Final year PhD student at the Gross lab, EMBL Rome, interested in high-throughput approaches to achieve systematic understanding of neural circuits underlying instinctive behaviours; runs the science and society club to badger everyone about open publishing; baker by night.

14 thoughts on “Don’t do a PhD*”

  1. This is so encouraging. I recognise my own PhD in every word. It did feel like running a marathon at the time and in the end I did not care about coming first, I only wanted to be able to drag my feet over the finish line. Thank you for reminding me that I was not alone on that journey

  2. Thanks for sharing this, Emmy. It’s refreshing to hear such an open and articulate account of how hard the human/personal experience of research can be. There’s a lot of strength in that candour. I’ve not done a PhD – or run a half marathon – but I’ve observed the struggles of many friends and colleagues who have from the sidelines. Huge props to you all. Don’t give up!
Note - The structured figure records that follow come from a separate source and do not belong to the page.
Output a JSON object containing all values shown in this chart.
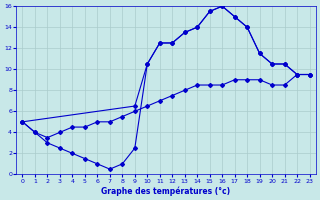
{
  "xlabel": "Graphe des températures (°c)",
  "bg_color": "#c8e8e8",
  "grid_color": "#aacccc",
  "line_color": "#0000cc",
  "xlim": [
    -0.5,
    23.5
  ],
  "ylim": [
    0,
    16
  ],
  "xticks": [
    0,
    1,
    2,
    3,
    4,
    5,
    6,
    7,
    8,
    9,
    10,
    11,
    12,
    13,
    14,
    15,
    16,
    17,
    18,
    19,
    20,
    21,
    22,
    23
  ],
  "yticks": [
    0,
    2,
    4,
    6,
    8,
    10,
    12,
    14,
    16
  ],
  "line1_x": [
    0,
    1,
    2,
    3,
    4,
    5,
    6,
    7,
    8,
    9,
    10,
    11,
    12,
    13,
    14,
    15,
    16,
    17,
    18,
    19,
    20,
    21,
    22,
    23
  ],
  "line1_y": [
    5.0,
    4.0,
    3.0,
    2.5,
    2.0,
    1.5,
    1.0,
    0.5,
    1.0,
    2.5,
    10.5,
    12.5,
    12.5,
    13.5,
    14.0,
    15.5,
    16.0,
    15.0,
    14.0,
    11.5,
    10.5,
    10.5,
    9.5,
    9.5
  ],
  "line2_x": [
    0,
    1,
    2,
    3,
    4,
    5,
    6,
    7,
    8,
    9,
    10,
    11,
    12,
    13,
    14,
    15,
    16,
    17,
    18,
    19,
    20,
    21,
    22,
    23
  ],
  "line2_y": [
    5.0,
    4.0,
    3.5,
    4.0,
    4.5,
    4.5,
    5.0,
    5.0,
    5.5,
    6.0,
    6.5,
    7.0,
    7.5,
    8.0,
    8.5,
    8.5,
    8.5,
    9.0,
    9.0,
    9.0,
    8.5,
    8.5,
    9.5,
    9.5
  ],
  "line3_x": [
    0,
    9,
    10,
    11,
    12,
    13,
    14,
    15,
    16,
    17,
    18,
    19,
    20,
    21,
    22,
    23
  ],
  "line3_y": [
    5.0,
    6.5,
    10.5,
    12.5,
    12.5,
    13.5,
    14.0,
    15.5,
    16.0,
    15.0,
    14.0,
    11.5,
    10.5,
    10.5,
    9.5,
    9.5
  ]
}
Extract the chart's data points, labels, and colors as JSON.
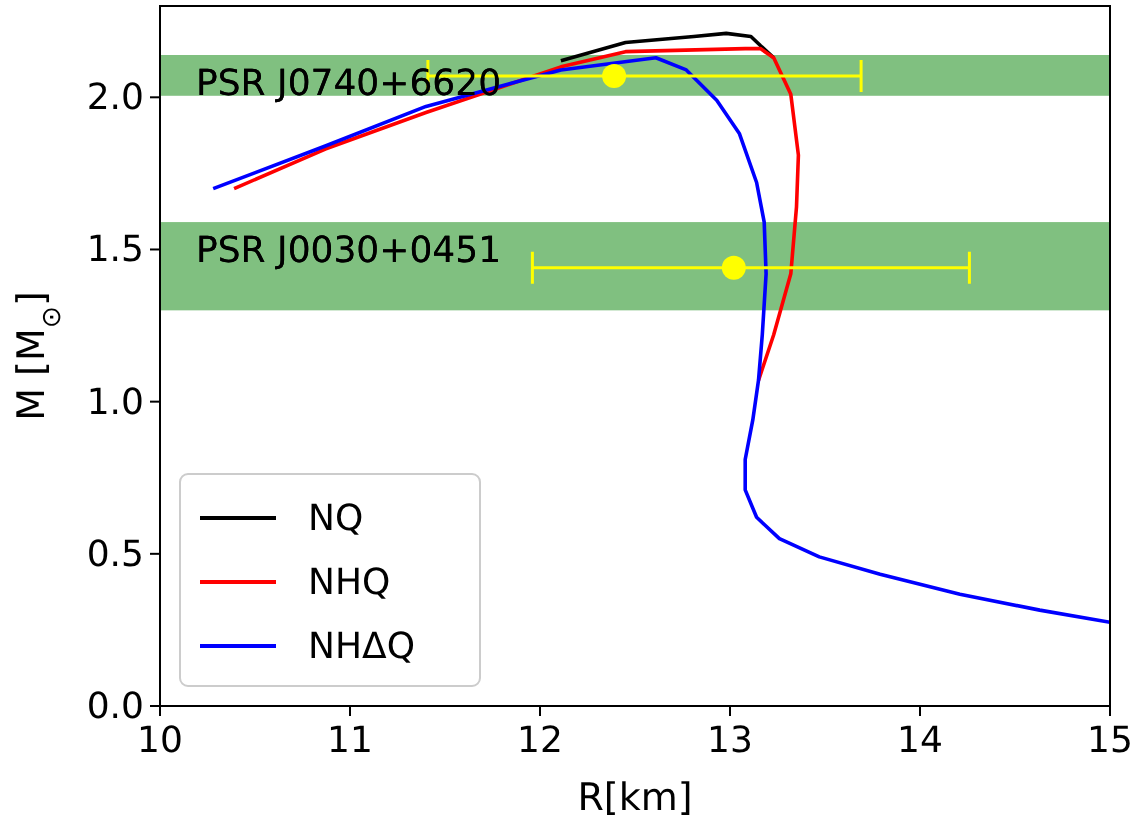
{
  "chart_data": {
    "type": "line",
    "xlabel": "R[km]",
    "ylabel": "M [M$_{⊙}$]",
    "xlim": [
      10,
      15
    ],
    "ylim": [
      0,
      2.3
    ],
    "xticks": [
      10,
      11,
      12,
      13,
      14,
      15
    ],
    "yticks": [
      {
        "value": 0,
        "label": "0.0"
      },
      {
        "value": 0.5,
        "label": "0.5"
      },
      {
        "value": 1,
        "label": "1.0"
      },
      {
        "value": 1.5,
        "label": "1.5"
      },
      {
        "value": 2,
        "label": "2.0"
      }
    ],
    "legend": "bottom left",
    "grid": false,
    "bands": [
      {
        "axis": "y",
        "from": 2.005,
        "to": 2.139,
        "label": "PSR J0740+6620",
        "color": "#80c080"
      },
      {
        "axis": "y",
        "from": 1.3,
        "to": 1.59,
        "label": "PSR J0030+0451",
        "color": "#80c080"
      }
    ],
    "series": [
      {
        "name": "NQ",
        "color": "#000000",
        "x": [
          13.23,
          13.16,
          13.11,
          12.98,
          12.81,
          12.45,
          12.11
        ],
        "values": [
          2.13,
          2.17,
          2.2,
          2.21,
          2.2,
          2.18,
          2.12
        ]
      },
      {
        "name": "NHQ",
        "color": "#ff0000",
        "x": [
          13.15,
          13.23,
          13.32,
          13.35,
          13.36,
          13.32,
          13.23,
          13.16,
          13.08,
          12.45,
          12.11,
          11.4,
          10.87,
          10.39
        ],
        "values": [
          1.07,
          1.22,
          1.42,
          1.64,
          1.81,
          2.01,
          2.13,
          2.16,
          2.16,
          2.15,
          2.1,
          1.95,
          1.83,
          1.7
        ]
      },
      {
        "name": "NHΔQ",
        "color": "#0000ff",
        "x": [
          15.0,
          14.63,
          14.21,
          13.79,
          13.47,
          13.26,
          13.14,
          13.08,
          13.08,
          13.12,
          13.15,
          13.17,
          13.19,
          13.18,
          13.14,
          13.05,
          12.93,
          12.77,
          12.61,
          12.11,
          11.4,
          10.87,
          10.28
        ],
        "values": [
          0.275,
          0.315,
          0.367,
          0.433,
          0.49,
          0.55,
          0.62,
          0.71,
          0.81,
          0.94,
          1.07,
          1.22,
          1.42,
          1.59,
          1.72,
          1.88,
          1.99,
          2.09,
          2.13,
          2.09,
          1.97,
          1.84,
          1.7
        ]
      },
      {
        "type": "scatter",
        "color": "#ffff00",
        "x": [
          12.39,
          13.02
        ],
        "values": [
          2.07,
          1.44
        ],
        "xerrors": [
          [
            11.41,
            13.69
          ],
          [
            11.96,
            14.26
          ]
        ]
      }
    ]
  }
}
  3. Don’t worry Emmy- you can do it! I’m just after finishing my third year too, writing up and I’ll be in the lab tomorrow (on a Saturday). I also know the feeling of being in the lab just because it’s there and your closest friends might be there too at the weekend. I’ve heard a lot of PhD horror stories too so don’t worry about some experimental failures.. it happens.. a LOT! It could be a lot worse. And you seem to have made progress so I don’t think you should worry. And, as I’ve heard a million times, everything works in the last few months!! 😛

    1. Hi Joanne- we’ve just had a PhD student in the lab who after 4.5 years of struggle got beautiful results in half a year… (See the blog post before mine :)) Hearing these stories comforts me half the time and scares me the other half- there’s always the big IF if doesn’t happen… anyways, if we give up now it will definitely not happen right? (: Just gotta keep going. Good luck with the writing and stay strong!

      1. Oh wow- that’s amazing! I definitely need to read more of these EMBL blogs! And I’ve also heard some brilliant stories of PhDs that were very rocky but worked out really well in the end. My friend in UCD (Dublin) who I did a summer placement with during my undergraduate degree, took 7 years to finish his PhD. He was a computer scientist who moved into Bioinformatics and had to learn all of the Biology from scratch. I thought learning programming AFTER the biology bit was hard but he assured me it was also hard coming from the opposite angle. He also had a lot of personal turmoil to go through in the last few years. But in the end he got a brilliant PhD and is published with some major collaborators in breast cancer research (triple-negative breast cancer). I saw him struggle and he kept at it.. and now he’s a published scientist in a very complicated area of Biology. We can all be like him if we persevere! 🙂

  4. I started a PhD in a foreign country, then after an year and a half I quit – because there was no supervision, no project and no one was helping. Now I’m doing a new PhD. I moved with the idea that PhD is a hard path, in which you’d be surrounded by highly motivated and competent people – but then you realised that yes you’ve met lot of nice people, also outside the lab but it’s not sufficient!! I moved for my job, to improve my skills and knowledge – this was the aim!

    PhD is tough, yes it’s true but it’s even harder when you’re not happy about your job anymore or about the environment that surrounds you. It doesn’t matter if you’ve met new friends or the love of your life – when you’re not happy the only thing that you can do is to change!

    I really appreciate this post, never give up Emmy, if you really think that this is your job, your future and this is the only thing that makes you happy – find a place where you can be happier and then make the best discovery ever!!!

    1. Luca you ask deep questions (: for me it’s always hard to know whether this career path is the best option for the rest of my life (this probably needs to be another blog post ;)). I admire your courage to say “that’s enough” and start over. I guess what I learnt in this process are my likes and dislikes regarding jobs, countries, etc. And from there on it’s just trial-and-error! I hope you’re enjoying your PhD work, even during the tougher times, and that you are at ease with your environment.